As Paola says in the last sentence, this is probably a matter of how different persons use the same language differently.  But I may defend my use of the terms by saying that whereas the first person knowing (I prefer 'knowing' to 'knowledge' for the first person knowing, as I want to emphasize that it is more of a process than of a product) may be 'private' in that it is only accessible to the first person alone, the third person knowledge is not private but public.  (Some of you may recall Wittgenstein's argument about 'private language' here and you’re absolutely right).

The third person knowledge about objects can be transmitted quite easily and that is why science and technology have drastically changed the surface of the earth over the last few centuries.  The third person knowledge as a product can be transferred, stored, added, and combined quite objectively.  We test its validity by experiments that are publicly observable.

But if you want to apply the third person knowledge to your personal skills, you need to adapt it as your contingent elements demand.  This is where a good teacher comes in.  A good teacher is someone who understands not only the third person knowledge, but also the students (their style of the first person knowing).  But a good teacher can only 'help.'  In order to acquire the first person knowing, the student must change him/herself to create a new self that accommodates the first person knowing.

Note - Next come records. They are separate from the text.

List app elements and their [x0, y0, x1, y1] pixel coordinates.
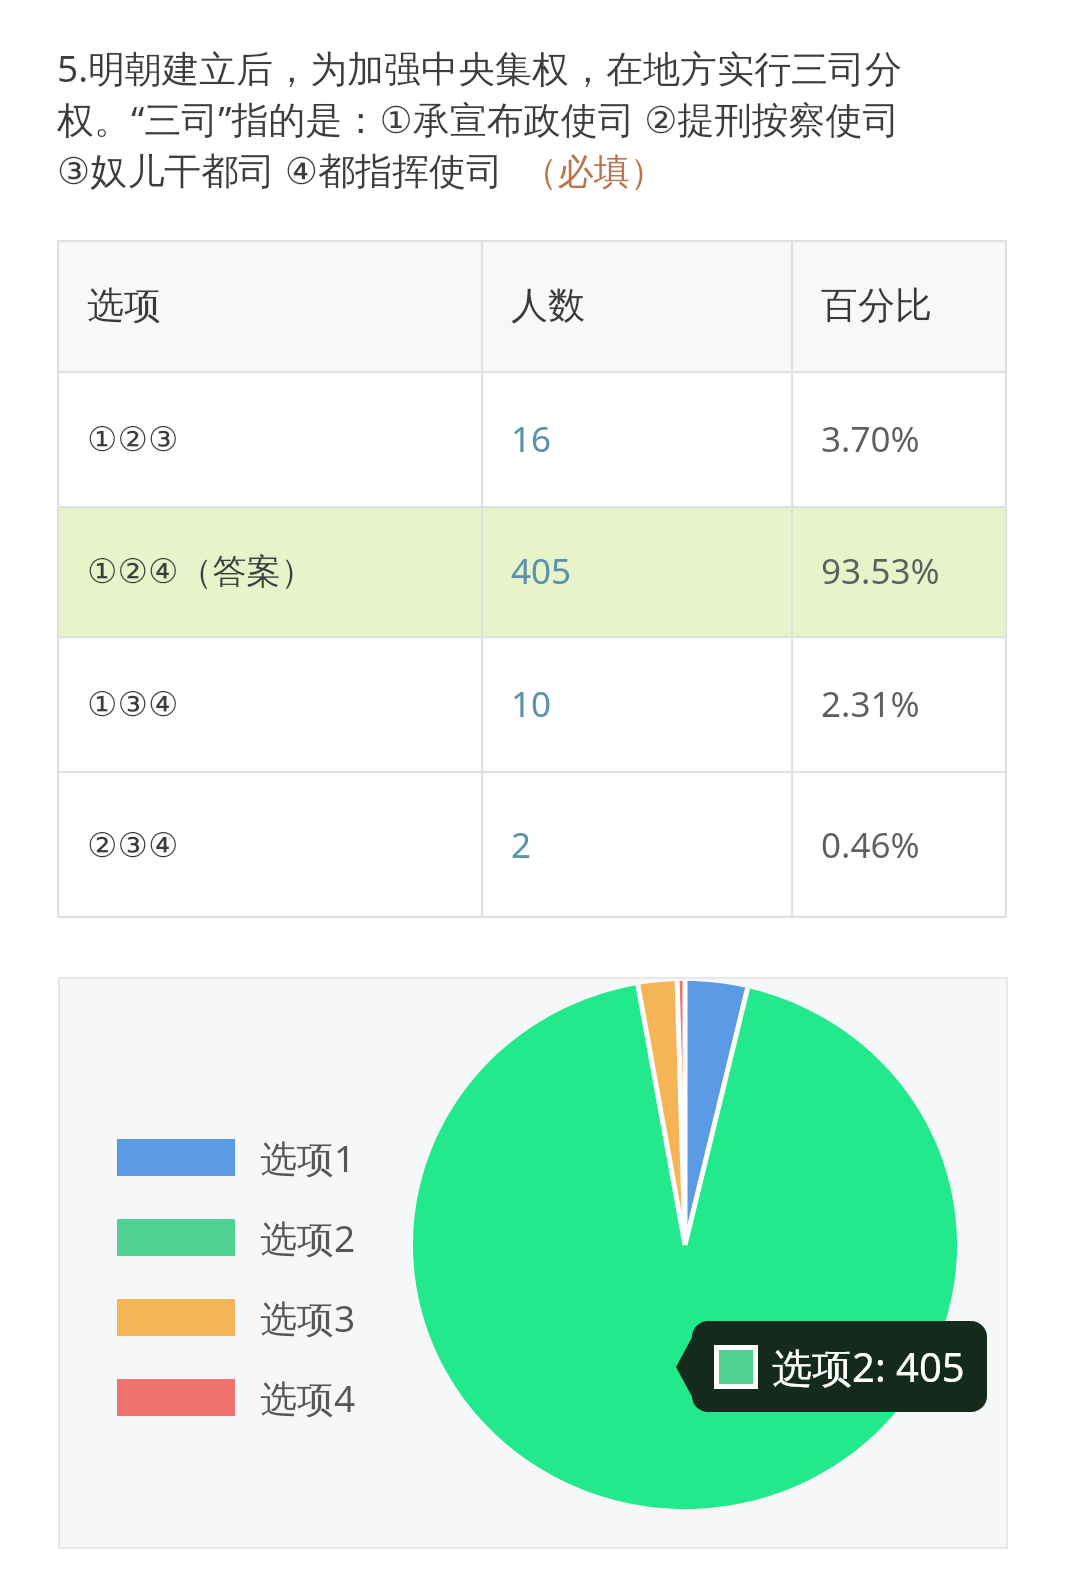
button[interactable]: 选项1 — [58, 977, 1008, 1549]
staticText: 选项3 — [260, 1292, 356, 1343]
staticText: ①②③ — [87, 419, 179, 459]
staticText: 人数 — [511, 282, 585, 329]
button[interactable]: 选项3 — [117, 1292, 356, 1343]
staticText: 10 — [511, 680, 552, 728]
staticText: ③奴儿干都司 ④都指挥使司 — [57, 144, 503, 195]
staticText: 百分比 — [821, 282, 932, 329]
other: 选项2: 405 — [714, 1339, 965, 1394]
staticText: 93.53% — [821, 547, 940, 595]
staticText: （必填） — [503, 146, 666, 195]
button[interactable]: 选项2 — [117, 1212, 356, 1263]
button[interactable]: 选项1 — [117, 1132, 356, 1183]
staticText: 16 — [511, 415, 552, 463]
staticText: 3.70% — [821, 415, 920, 463]
staticText: 权。“三司”指的是：①承宣布政使司 ②提刑按察使司 — [57, 93, 900, 144]
staticText: 0.46% — [821, 821, 920, 869]
button[interactable]: 选项4 — [117, 1372, 356, 1423]
staticText: 选项 — [87, 282, 161, 329]
staticText: 405 — [511, 547, 572, 595]
staticText: 选项4 — [260, 1372, 356, 1423]
button[interactable]: ①②③ — [57, 371, 1007, 506]
staticText: 选项2: 405 — [772, 1339, 965, 1394]
staticText: ①③④ — [87, 684, 179, 724]
button[interactable]: ②③④ — [57, 771, 1007, 918]
staticText: ②③④ — [87, 825, 179, 865]
button[interactable]: ①②④（答案） — [57, 506, 1007, 636]
staticText: 选项2 — [260, 1212, 356, 1263]
staticText: 2 — [511, 821, 532, 869]
button[interactable]: ①③④ — [57, 636, 1007, 771]
staticText: 2.31% — [821, 680, 920, 728]
staticText: 选项1 — [260, 1132, 356, 1183]
staticText: 5.明朝建立后，为加强中央集权，在地方实行三司分 — [57, 42, 903, 93]
staticText: ①②④（答案） — [87, 550, 315, 593]
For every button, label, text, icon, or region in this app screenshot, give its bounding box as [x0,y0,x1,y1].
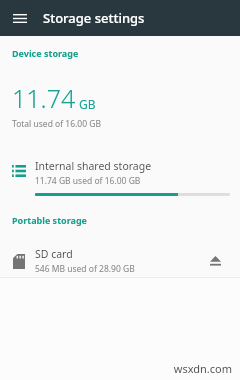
button[interactable]: Open navigation menu [9,7,31,29]
staticText: Total used of 16.00 GB [12,118,101,130]
staticText: 11.74 [12,81,76,115]
staticText: Internal shared storage [35,159,152,173]
staticText: 11.74 GB used of 16.00 GB [35,175,141,187]
button[interactable]: Internal shared storage [0,150,240,200]
staticText: GB [79,96,96,112]
staticText: SD card [35,247,73,261]
button[interactable]: Eject SD card [204,250,226,272]
staticText: Device storage [12,47,79,59]
button[interactable]: SD card [0,244,240,278]
staticText: Portable storage [12,214,87,226]
staticText: wsxdn.com [173,361,232,376]
staticText: Storage settings [43,9,145,27]
staticText: 546 MB used of 28.90 GB [35,263,135,275]
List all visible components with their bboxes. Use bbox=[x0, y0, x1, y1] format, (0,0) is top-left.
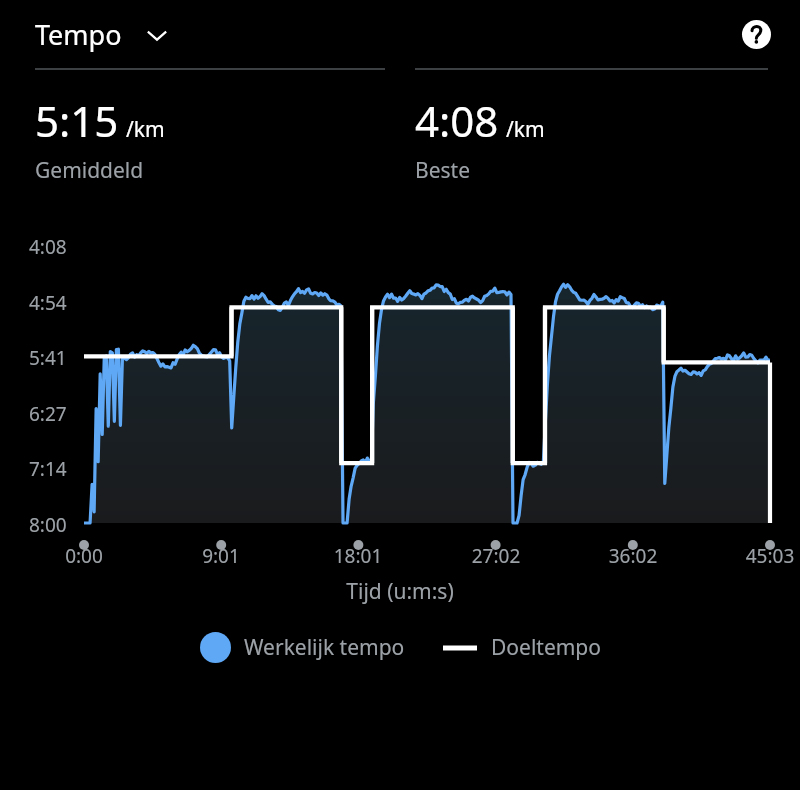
staticText: Werkelijk tempo bbox=[244, 633, 405, 662]
staticText: 4:54 bbox=[29, 290, 67, 316]
button[interactable]: Doeltempo bbox=[443, 633, 601, 662]
staticText: 7:14 bbox=[29, 456, 67, 482]
staticText: 4:08 bbox=[29, 234, 67, 260]
staticText: 5:41 bbox=[29, 345, 67, 371]
staticText: Beste bbox=[415, 156, 470, 185]
staticText: 45:03 bbox=[738, 543, 800, 569]
staticText: Gemiddeld bbox=[35, 156, 144, 185]
staticText: /km bbox=[506, 115, 545, 144]
staticText: 4:08 bbox=[415, 92, 499, 149]
staticText: 36:02 bbox=[601, 543, 665, 569]
staticText: 9:01 bbox=[189, 543, 253, 569]
staticText: Tijd (u:m:s) bbox=[0, 577, 800, 606]
staticText: 8:00 bbox=[29, 512, 67, 538]
button[interactable]: 4:08 bbox=[415, 68, 768, 185]
staticText: Doeltempo bbox=[491, 633, 601, 662]
staticText: /km bbox=[126, 115, 165, 144]
staticText: 27:02 bbox=[464, 543, 528, 569]
button[interactable]: Werkelijk tempo bbox=[200, 632, 405, 663]
staticText: 0:00 bbox=[52, 543, 116, 569]
button[interactable]: Tempo bbox=[35, 16, 170, 53]
button[interactable]: Help bbox=[736, 14, 776, 54]
staticText: 5:15 bbox=[35, 92, 119, 149]
staticText: 6:27 bbox=[29, 401, 67, 427]
staticText: 18:01 bbox=[326, 543, 390, 569]
button[interactable]: 5:15 bbox=[35, 68, 385, 185]
staticText: Tempo bbox=[35, 16, 122, 53]
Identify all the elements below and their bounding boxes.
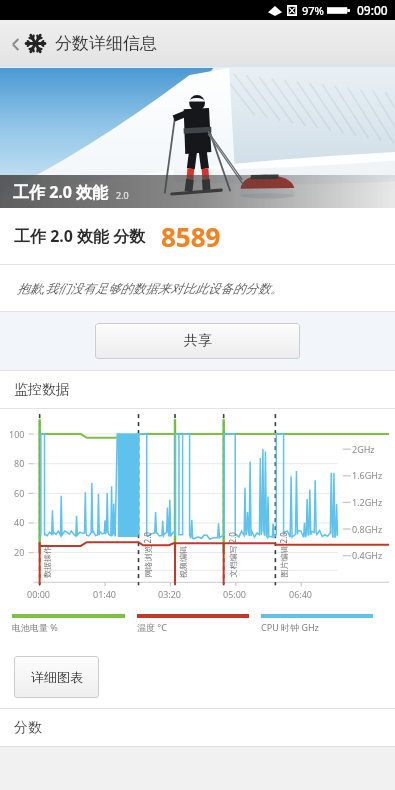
staticText: 05:00 [223,588,247,600]
staticText: 视频编辑 [178,546,188,578]
staticText: 0.4GHz [352,549,383,561]
staticText: 工作 2.0 效能 分数 [14,225,146,247]
staticText: 图片编辑 2.0 [278,532,288,578]
staticText: 100 [9,428,25,440]
staticText: 97% [302,3,324,18]
staticText: 工作 2.0 效能 [13,181,109,203]
button[interactable]: 详细图表 [14,656,99,698]
staticText: 8589 [161,219,221,254]
staticText: 电池电量 % [12,621,58,633]
button[interactable]: Back [5,34,25,54]
staticText: 数据操作 [42,546,52,578]
staticText: 0.8GHz [352,523,383,535]
staticText: 01:40 [93,588,117,600]
staticText: 温度 °C [137,621,167,633]
staticText: 06:40 [289,588,313,600]
staticText: 40 [14,516,25,528]
staticText: 2GHz [352,443,375,455]
staticText: 20 [14,546,25,558]
staticText: 分数详细信息 [55,33,157,54]
staticText: 分数 [14,719,42,737]
staticText: 网络浏览 2.0 [142,532,152,578]
staticText: 03:20 [158,588,182,600]
staticText: 监控数据 [14,381,70,399]
staticText: 共享 [184,332,212,350]
staticText: 09:00 [357,2,388,18]
staticText: 文档编写 2.0 [226,532,238,578]
staticText: 80 [14,457,25,469]
staticText: 2.0 [116,189,129,201]
staticText: 1.2GHz [352,496,383,508]
staticText: 抱歉,我们没有足够的数据来对比此设备的分数。 [17,280,283,297]
staticText: 00:00 [27,588,51,600]
staticText: 1.6GHz [352,469,383,481]
staticText: 详细图表 [31,669,83,685]
staticText: CPU 时钟 GHz [261,621,319,633]
staticText: 60 [14,487,25,499]
button[interactable]: 共享 [95,323,300,359]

To change our perspective, let's think how we build the third person knowledge.  It was of course not given by God once and for all.  We all started from our first person knowing.  Attempting to convey the first person knowing to other people, people have invented ways of expressing the first knowing, sophisticated language use, and increased its generalization and abstraction.  The print culture which enabled communication between people in different time and place promoted the generalization and abstraction, and our verbal behavior changed so much as to produce a lot of the third person knowledge, and it led the prosperity of science and technology of modern times.

To sum, the first person knowing is private, but, as Dewey says, it can be communicated (but not directly transferred).  It may further turn into the third person knowledge when it achieves sufficient generalization and abstraction, but then it becomes so remote from the first person knowing.  In other words, the first person knowing can become social, although it is inherently private.  The first person knowing can be socially communicated, but as it is inherently private, it cannot be directly transmitted as in the case of the third person knowledge.


Well, that's all for now.  Thank you.